Travailler le 5e Prélude de Rachmaninov

Le 5e Prélude opus 23 n° 5 de Rachmaninov est une œuvre phare du répertoire de musique russe. Il évoque la force et l’immensité de ce pays, la puissance et la richesse de sa culture. Alexandre Sorel nous dit comment le travailler sans se laisser emporter par la passion qu’il recèle.
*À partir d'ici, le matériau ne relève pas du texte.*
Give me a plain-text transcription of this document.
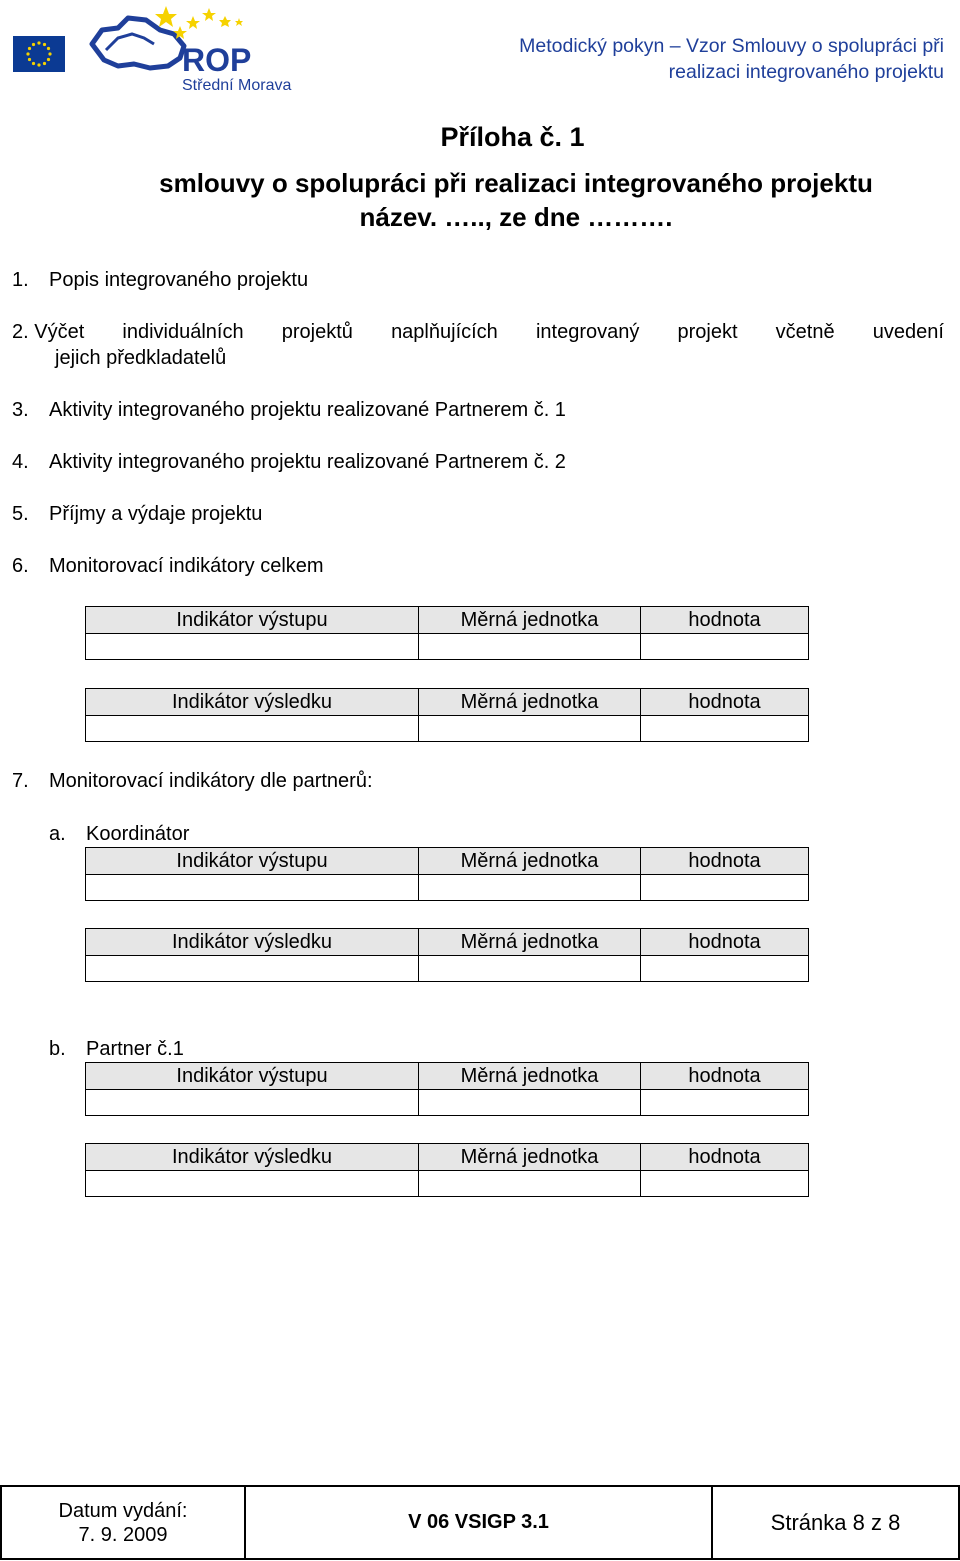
ROP
Střední Morava
Metodický pokyn – Vzor Smlouvy o spolupráci při
realizaci integrovaného projektu
Příloha č. 1
smlouvy o spolupráci při realizaci integrovaného projektu
název. ….., ze dne ……….
1. Popis integrovaného projektu
2. Výčet individuálních projektů naplňujících integrovaný projekt včetně uvedení
jejich předkladatelů
3. Aktivity integrovaného projektu realizované Partnerem č. 1
4. Aktivity integrovaného projektu realizované Partnerem č. 2
5. Příjmy a výdaje projektu
6. Monitorovací indikátory celkem
Indikátor výstupu	Měrná jednotka	hodnota

Indikátor výsledku	Měrná jednotka	hodnota

7. Monitorovací indikátory dle partnerů:
a. Koordinátor
Indikátor výstupu	Měrná jednotka	hodnota

Indikátor výsledku	Měrná jednotka	hodnota

b. Partner č.1
Indikátor výstupu	Měrná jednotka	hodnota

Indikátor výsledku	Měrná jednotka	hodnota

Datum vydání:
7. 9. 2009
	V 06 VSIGP 3.1	Stránka 8 z 8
Rachmaninov a composé deux cycles de préludes, respectivement 10 Préludes opus 23 (dont fait partie l’œuvre que nous proposons) et 13 Préludes op. 32. Si on y ajoute une courte pièce isolée, le Prélude en ut dièse mineur, cela donne vingt-­quatre préludes… Comment ne pas penser à son prédécesseur Frédéric Chopin, dont le cycle atteint d’incomparables sommets ? Scriabine lui-même, avec ses 24 Préludes op. 11, s’est illustré dans le genre.
Le prélude qui nous occupe aujourd’hui fut composé par Rachmaninov en 1901, tandis que la rédaction de l’ensemble de ces pièces se déploie jusqu’à l’année 1910.

Une œuvre trop connue ?

Avec ce 5e Prélude, nous sommes en présence d’une œuvre célébrissime, dont la popularité a le don d’agacer certains. Il est vrai que cette pièce, très souvent jouée à travers le monde, pour ne pas dire rabâchée, est parfois mal interprétée, au point que le message qu’elle nous livre peut prendre des allures d’insupportable cliché. Cela veut-il dire qu’il ne faut pas aimer ce morceau ? Ce n’est pas notre avis. Ne boudons pas notre plaisir. Quoi qu’il en soit, le meilleur antidote est sans doute d’écouter le compositeur lui-même interpréter son œuvre. Car n’oublions pas que Rachmaninov fut un extraordinaire pianiste. Sa version est dépouillée de tous les oripeaux qui, par la suite, ont nui à ce prélude. Elle nous éclaire, mais avec retenue et pudeur, sur le caractère qu’il a indiqué en tête de sa partition : Alla marcia. Voilà une belle leçon de piano !
Voyons d’abord le caractère.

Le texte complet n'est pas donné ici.